A similar plot for the entire sample is reported below.

From the plot above it is clear that FORECAST_TWO is more variable than FORECAST_ONE is tracking %FSPCOM.

Calculating Accuracy Statistics

Finally, to examine statistically which forecasting model gives the better fit over the sample period, we compute goodness-of-fit statistics between the actual and forecasted series. Specifically, using Excel we calculated root-mean-squared error for each of the two forecasting models, which are reported in the Table below. (These are calculated in the spreadsheet to this case: CH1_Case1.xls)

Forecast Model

RMSE

First Naïve Model

.03929

Second Naïve Model

.04854

Question #3: Based upon examination of RMSE, which forecasting method is more accurate over the period 1980M1-1997M4?

ANSWER:

Question #4: Is your answer to Question 3 consistent with stock returns following the random-walk hypothesis, i.e., that past patterns of stock rates of return are irrelevant in forecasting future returns?

ANSWER:

Using ProcastTM

The ProcastTM application in FORECASTXTM is an expert selection one-step forecasting tool that is designed to determine the best forecasting technique for a given data series. To see if ProcastTM can shed any light on the issue of this case we applied ProcastTM to the %FSPCOM series with the following forecast results for the single period of August of 1997:

Aug-01

0.01

Mean Absolute Percentage Error (MAPE)

311.70%

R-Square

10.31%

Mean

0.01

Standard Deviation

0.03

Note that expert selection driver choose Holt-Winters smoothing as the optimal forecast method. This suggests that the %FSPCOM series is nonstationary contradicting our previous results. While this may be of some concern, it is quite common in forecasting applications. Accordingly, one may question blind use of expert selection software. For example, from the printed reports we see that the alpha parameter and the gamma parameter are both set equal to zero by the software in calculating forecasts using Holt-Winters smoothing. This suggests the model is being constrained by the range of the parameters. The point is simple: Be careful of blindly following the results of expert selection software without understanding the underlying statistics and model. Nevertheless, students should be impressed how well the first-naïve forecasting model does relative the more-sophisticated Holt-Winters model!

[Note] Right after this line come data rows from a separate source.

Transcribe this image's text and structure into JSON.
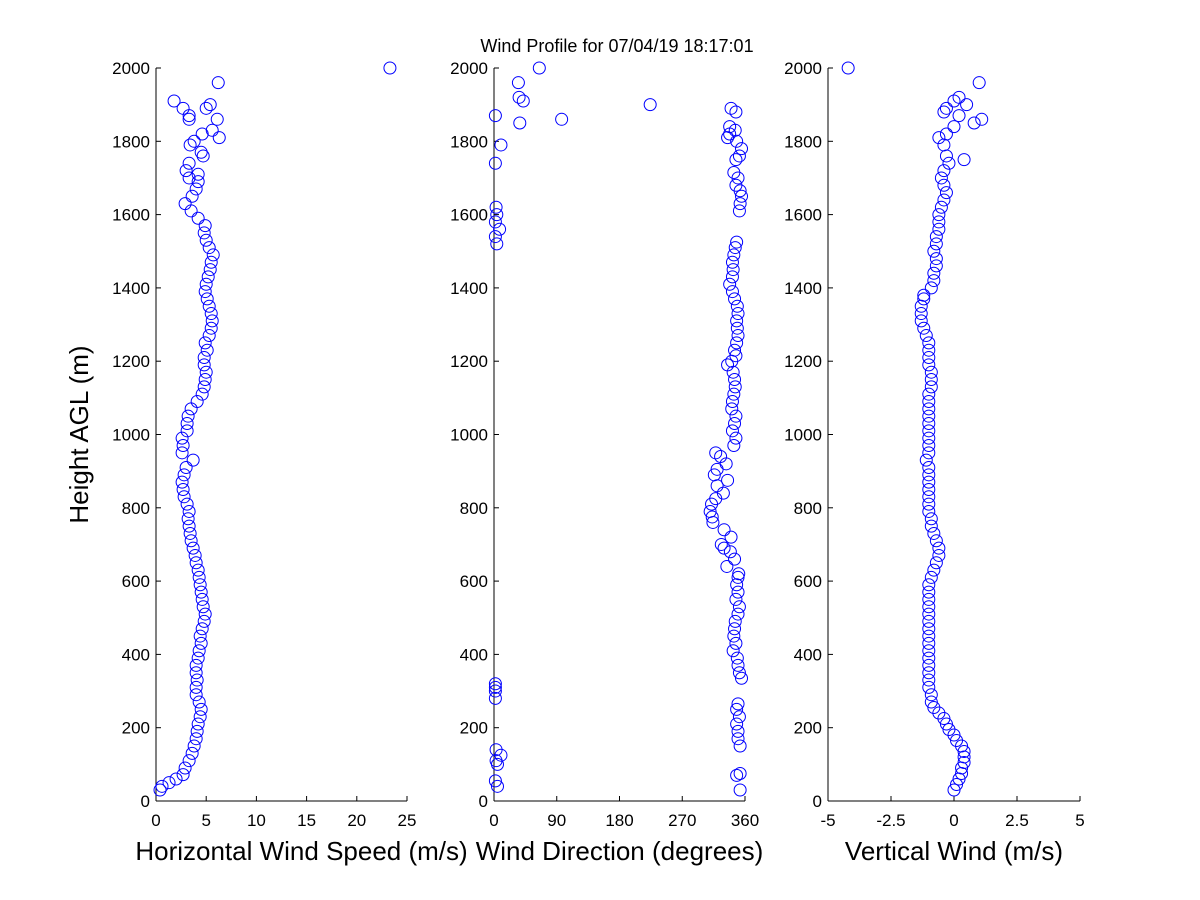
{
  "title": "Wind Profile for  07/04/19 18:17:01",
  "colors": {
    "marker": "#0000ff",
    "axis": "#000000",
    "background": "#ffffff"
  },
  "chart_data": [
    {
      "type": "scatter",
      "marker": "circle",
      "xlabel": "Horizontal Wind Speed (m/s)",
      "ylabel": "Height AGL (m)",
      "xlim": [
        0,
        25
      ],
      "ylim": [
        0,
        2000
      ],
      "xticks": [
        "0",
        "5",
        "10",
        "15",
        "20",
        "25"
      ],
      "yticks": [
        "0",
        "200",
        "400",
        "600",
        "800",
        "1000",
        "1200",
        "1400",
        "1600",
        "1800",
        "2000"
      ],
      "points": [
        [
          0.4,
          30
        ],
        [
          0.6,
          40
        ],
        [
          1.3,
          50
        ],
        [
          2.0,
          60
        ],
        [
          2.7,
          72
        ],
        [
          2.9,
          90
        ],
        [
          3.3,
          110
        ],
        [
          3.6,
          130
        ],
        [
          3.8,
          150
        ],
        [
          4.0,
          170
        ],
        [
          4.1,
          190
        ],
        [
          4.2,
          210
        ],
        [
          4.4,
          230
        ],
        [
          4.5,
          250
        ],
        [
          4.3,
          270
        ],
        [
          4.0,
          290
        ],
        [
          4.0,
          310
        ],
        [
          4.1,
          330
        ],
        [
          4.0,
          350
        ],
        [
          4.0,
          370
        ],
        [
          4.2,
          390
        ],
        [
          4.3,
          410
        ],
        [
          4.5,
          430
        ],
        [
          4.4,
          450
        ],
        [
          4.6,
          470
        ],
        [
          4.8,
          490
        ],
        [
          4.9,
          510
        ],
        [
          4.7,
          530
        ],
        [
          4.6,
          550
        ],
        [
          4.5,
          570
        ],
        [
          4.4,
          590
        ],
        [
          4.3,
          610
        ],
        [
          4.2,
          630
        ],
        [
          4.0,
          650
        ],
        [
          3.9,
          670
        ],
        [
          3.7,
          690
        ],
        [
          3.5,
          710
        ],
        [
          3.4,
          730
        ],
        [
          3.3,
          750
        ],
        [
          3.2,
          770
        ],
        [
          3.3,
          790
        ],
        [
          3.1,
          810
        ],
        [
          2.8,
          830
        ],
        [
          2.7,
          850
        ],
        [
          2.6,
          870
        ],
        [
          2.8,
          890
        ],
        [
          3.0,
          910
        ],
        [
          3.7,
          930
        ],
        [
          2.6,
          950
        ],
        [
          2.7,
          970
        ],
        [
          2.6,
          990
        ],
        [
          3.1,
          1010
        ],
        [
          3.1,
          1030
        ],
        [
          3.2,
          1050
        ],
        [
          3.5,
          1070
        ],
        [
          4.1,
          1090
        ],
        [
          4.6,
          1110
        ],
        [
          4.8,
          1130
        ],
        [
          4.9,
          1150
        ],
        [
          5.0,
          1170
        ],
        [
          4.8,
          1190
        ],
        [
          4.8,
          1210
        ],
        [
          5.1,
          1230
        ],
        [
          4.9,
          1250
        ],
        [
          5.3,
          1270
        ],
        [
          5.5,
          1290
        ],
        [
          5.6,
          1310
        ],
        [
          5.5,
          1330
        ],
        [
          5.3,
          1350
        ],
        [
          5.1,
          1370
        ],
        [
          4.9,
          1390
        ],
        [
          5.0,
          1410
        ],
        [
          5.2,
          1430
        ],
        [
          5.4,
          1450
        ],
        [
          5.5,
          1470
        ],
        [
          5.7,
          1490
        ],
        [
          5.3,
          1510
        ],
        [
          5.0,
          1530
        ],
        [
          4.8,
          1550
        ],
        [
          4.9,
          1570
        ],
        [
          4.2,
          1590
        ],
        [
          3.5,
          1610
        ],
        [
          2.9,
          1630
        ],
        [
          3.6,
          1650
        ],
        [
          4.0,
          1670
        ],
        [
          4.2,
          1690
        ],
        [
          3.3,
          1700
        ],
        [
          4.2,
          1710
        ],
        [
          3.0,
          1720
        ],
        [
          3.3,
          1740
        ],
        [
          4.7,
          1760
        ],
        [
          4.5,
          1770
        ],
        [
          3.4,
          1790
        ],
        [
          3.8,
          1800
        ],
        [
          6.3,
          1810
        ],
        [
          4.6,
          1820
        ],
        [
          5.6,
          1830
        ],
        [
          6.1,
          1860
        ],
        [
          3.3,
          1860
        ],
        [
          3.3,
          1870
        ],
        [
          2.7,
          1890
        ],
        [
          5.0,
          1890
        ],
        [
          1.8,
          1910
        ],
        [
          5.4,
          1900
        ],
        [
          6.2,
          1960
        ],
        [
          23.3,
          2000
        ]
      ]
    },
    {
      "type": "scatter",
      "marker": "circle",
      "xlabel": "Wind Direction (degrees)",
      "ylabel": "",
      "xlim": [
        0,
        360
      ],
      "ylim": [
        0,
        2000
      ],
      "xticks": [
        "0",
        "90",
        "180",
        "270",
        "360"
      ],
      "yticks": [
        "0",
        "200",
        "400",
        "600",
        "800",
        "1000",
        "1200",
        "1400",
        "1600",
        "1800",
        "2000"
      ],
      "points": [
        [
          353,
          30
        ],
        [
          5,
          40
        ],
        [
          2,
          55
        ],
        [
          353,
          75
        ],
        [
          348,
          70
        ],
        [
          5,
          100
        ],
        [
          3,
          110
        ],
        [
          10,
          125
        ],
        [
          3,
          140
        ],
        [
          353,
          150
        ],
        [
          350,
          170
        ],
        [
          350,
          190
        ],
        [
          348,
          210
        ],
        [
          352,
          230
        ],
        [
          348,
          250
        ],
        [
          350,
          265
        ],
        [
          2,
          280
        ],
        [
          2,
          300
        ],
        [
          2,
          310
        ],
        [
          2,
          320
        ],
        [
          355,
          335
        ],
        [
          352,
          350
        ],
        [
          350,
          370
        ],
        [
          349,
          390
        ],
        [
          343,
          410
        ],
        [
          347,
          430
        ],
        [
          344,
          450
        ],
        [
          345,
          470
        ],
        [
          346,
          490
        ],
        [
          350,
          510
        ],
        [
          352,
          530
        ],
        [
          347,
          550
        ],
        [
          350,
          570
        ],
        [
          348,
          590
        ],
        [
          350,
          610
        ],
        [
          351,
          620
        ],
        [
          334,
          640
        ],
        [
          345,
          660
        ],
        [
          339,
          680
        ],
        [
          330,
          690
        ],
        [
          326,
          700
        ],
        [
          340,
          720
        ],
        [
          330,
          740
        ],
        [
          314,
          760
        ],
        [
          313,
          775
        ],
        [
          310,
          790
        ],
        [
          312,
          810
        ],
        [
          318,
          825
        ],
        [
          329,
          840
        ],
        [
          320,
          860
        ],
        [
          335,
          875
        ],
        [
          316,
          890
        ],
        [
          320,
          905
        ],
        [
          333,
          920
        ],
        [
          325,
          940
        ],
        [
          318,
          950
        ],
        [
          344,
          970
        ],
        [
          347,
          990
        ],
        [
          342,
          1010
        ],
        [
          345,
          1030
        ],
        [
          347,
          1050
        ],
        [
          341,
          1070
        ],
        [
          342,
          1090
        ],
        [
          344,
          1110
        ],
        [
          346,
          1130
        ],
        [
          345,
          1150
        ],
        [
          343,
          1170
        ],
        [
          335,
          1190
        ],
        [
          341,
          1200
        ],
        [
          347,
          1215
        ],
        [
          345,
          1230
        ],
        [
          348,
          1250
        ],
        [
          350,
          1270
        ],
        [
          349,
          1290
        ],
        [
          348,
          1310
        ],
        [
          350,
          1330
        ],
        [
          349,
          1350
        ],
        [
          345,
          1370
        ],
        [
          342,
          1390
        ],
        [
          338,
          1410
        ],
        [
          342,
          1430
        ],
        [
          343,
          1450
        ],
        [
          342,
          1470
        ],
        [
          344,
          1490
        ],
        [
          346,
          1510
        ],
        [
          348,
          1525
        ],
        [
          4,
          1520
        ],
        [
          2,
          1540
        ],
        [
          8,
          1560
        ],
        [
          2,
          1580
        ],
        [
          4,
          1600
        ],
        [
          3,
          1620
        ],
        [
          352,
          1610
        ],
        [
          353,
          1630
        ],
        [
          355,
          1650
        ],
        [
          353,
          1665
        ],
        [
          347,
          1680
        ],
        [
          350,
          1700
        ],
        [
          344,
          1715
        ],
        [
          2,
          1740
        ],
        [
          347,
          1750
        ],
        [
          352,
          1760
        ],
        [
          355,
          1780
        ],
        [
          348,
          1800
        ],
        [
          335,
          1810
        ],
        [
          338,
          1820
        ],
        [
          346,
          1830
        ],
        [
          338,
          1840
        ],
        [
          2,
          1870
        ],
        [
          10,
          1790
        ],
        [
          37,
          1850
        ],
        [
          97,
          1860
        ],
        [
          42,
          1910
        ],
        [
          36,
          1920
        ],
        [
          35,
          1960
        ],
        [
          65,
          2000
        ],
        [
          224,
          1900
        ],
        [
          347,
          1880
        ],
        [
          340,
          1890
        ]
      ]
    },
    {
      "type": "scatter",
      "marker": "circle",
      "xlabel": "Vertical Wind (m/s)",
      "ylabel": "",
      "xlim": [
        -5,
        5
      ],
      "ylim": [
        0,
        2000
      ],
      "xticks": [
        "-5",
        "-2.5",
        "0",
        "2.5",
        "5"
      ],
      "yticks": [
        "0",
        "200",
        "400",
        "600",
        "800",
        "1000",
        "1200",
        "1400",
        "1600",
        "1800",
        "2000"
      ],
      "points": [
        [
          0.0,
          30
        ],
        [
          0.1,
          45
        ],
        [
          0.2,
          60
        ],
        [
          0.3,
          75
        ],
        [
          0.3,
          90
        ],
        [
          0.4,
          105
        ],
        [
          0.4,
          120
        ],
        [
          0.4,
          135
        ],
        [
          0.3,
          150
        ],
        [
          0.1,
          165
        ],
        [
          0.0,
          180
        ],
        [
          -0.2,
          195
        ],
        [
          -0.3,
          210
        ],
        [
          -0.4,
          225
        ],
        [
          -0.6,
          240
        ],
        [
          -0.8,
          255
        ],
        [
          -0.9,
          270
        ],
        [
          -0.9,
          290
        ],
        [
          -1.0,
          310
        ],
        [
          -1.0,
          330
        ],
        [
          -1.0,
          350
        ],
        [
          -1.0,
          370
        ],
        [
          -1.0,
          390
        ],
        [
          -1.0,
          410
        ],
        [
          -1.0,
          430
        ],
        [
          -1.0,
          450
        ],
        [
          -1.0,
          470
        ],
        [
          -1.0,
          490
        ],
        [
          -1.0,
          510
        ],
        [
          -1.0,
          530
        ],
        [
          -1.0,
          550
        ],
        [
          -1.0,
          570
        ],
        [
          -1.0,
          590
        ],
        [
          -0.9,
          610
        ],
        [
          -0.8,
          630
        ],
        [
          -0.7,
          650
        ],
        [
          -0.6,
          670
        ],
        [
          -0.6,
          690
        ],
        [
          -0.7,
          710
        ],
        [
          -0.8,
          730
        ],
        [
          -0.9,
          750
        ],
        [
          -0.9,
          770
        ],
        [
          -1.0,
          790
        ],
        [
          -1.0,
          810
        ],
        [
          -1.0,
          830
        ],
        [
          -1.0,
          850
        ],
        [
          -1.0,
          870
        ],
        [
          -1.0,
          890
        ],
        [
          -1.0,
          910
        ],
        [
          -1.1,
          930
        ],
        [
          -1.0,
          950
        ],
        [
          -1.0,
          970
        ],
        [
          -1.0,
          990
        ],
        [
          -1.0,
          1010
        ],
        [
          -1.0,
          1030
        ],
        [
          -1.0,
          1050
        ],
        [
          -1.0,
          1070
        ],
        [
          -1.0,
          1090
        ],
        [
          -1.0,
          1110
        ],
        [
          -0.9,
          1130
        ],
        [
          -0.9,
          1150
        ],
        [
          -0.9,
          1170
        ],
        [
          -1.0,
          1190
        ],
        [
          -1.0,
          1210
        ],
        [
          -1.0,
          1230
        ],
        [
          -1.0,
          1250
        ],
        [
          -1.1,
          1270
        ],
        [
          -1.2,
          1290
        ],
        [
          -1.3,
          1310
        ],
        [
          -1.3,
          1330
        ],
        [
          -1.3,
          1350
        ],
        [
          -1.2,
          1370
        ],
        [
          -1.2,
          1380
        ],
        [
          -0.9,
          1400
        ],
        [
          -0.8,
          1420
        ],
        [
          -0.8,
          1440
        ],
        [
          -0.7,
          1460
        ],
        [
          -0.7,
          1480
        ],
        [
          -0.8,
          1500
        ],
        [
          -0.7,
          1520
        ],
        [
          -0.7,
          1540
        ],
        [
          -0.6,
          1560
        ],
        [
          -0.6,
          1580
        ],
        [
          -0.6,
          1600
        ],
        [
          -0.5,
          1620
        ],
        [
          -0.4,
          1640
        ],
        [
          -0.3,
          1660
        ],
        [
          -0.4,
          1680
        ],
        [
          -0.5,
          1700
        ],
        [
          -0.4,
          1720
        ],
        [
          -0.2,
          1740
        ],
        [
          0.4,
          1750
        ],
        [
          -0.3,
          1760
        ],
        [
          -0.4,
          1790
        ],
        [
          -0.6,
          1810
        ],
        [
          -0.3,
          1820
        ],
        [
          0.0,
          1840
        ],
        [
          0.2,
          1870
        ],
        [
          0.8,
          1850
        ],
        [
          1.1,
          1860
        ],
        [
          -0.4,
          1880
        ],
        [
          -0.3,
          1890
        ],
        [
          0.0,
          1910
        ],
        [
          0.2,
          1920
        ],
        [
          0.5,
          1900
        ],
        [
          1.0,
          1960
        ],
        [
          -4.2,
          2000
        ]
      ]
    }
  ]
}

Student Application Questions

Question #1: This assignment concluded that, for %FSPCOM, the first-naive model outperformed the second-naive model. This however, assumed an adjustment parameter of P = 0.5, and a one-period ahead forecast horizon using data from the period 1979-1980. The important question is how robust are our findings given these assumptions? Specifically, try altering the parameter P, the forecast horizon, and the sample period to see if our results are sensitive to changes in these assumptions. For instance, are there some values of P in which the second-naive model outperforms the first? Discuss your findings!

Question #2: Try redoing this assignment with a different portfolio of stocks (AMEX, NASDAQ) or a single stock. Contrast and compare your results with those reported in the case.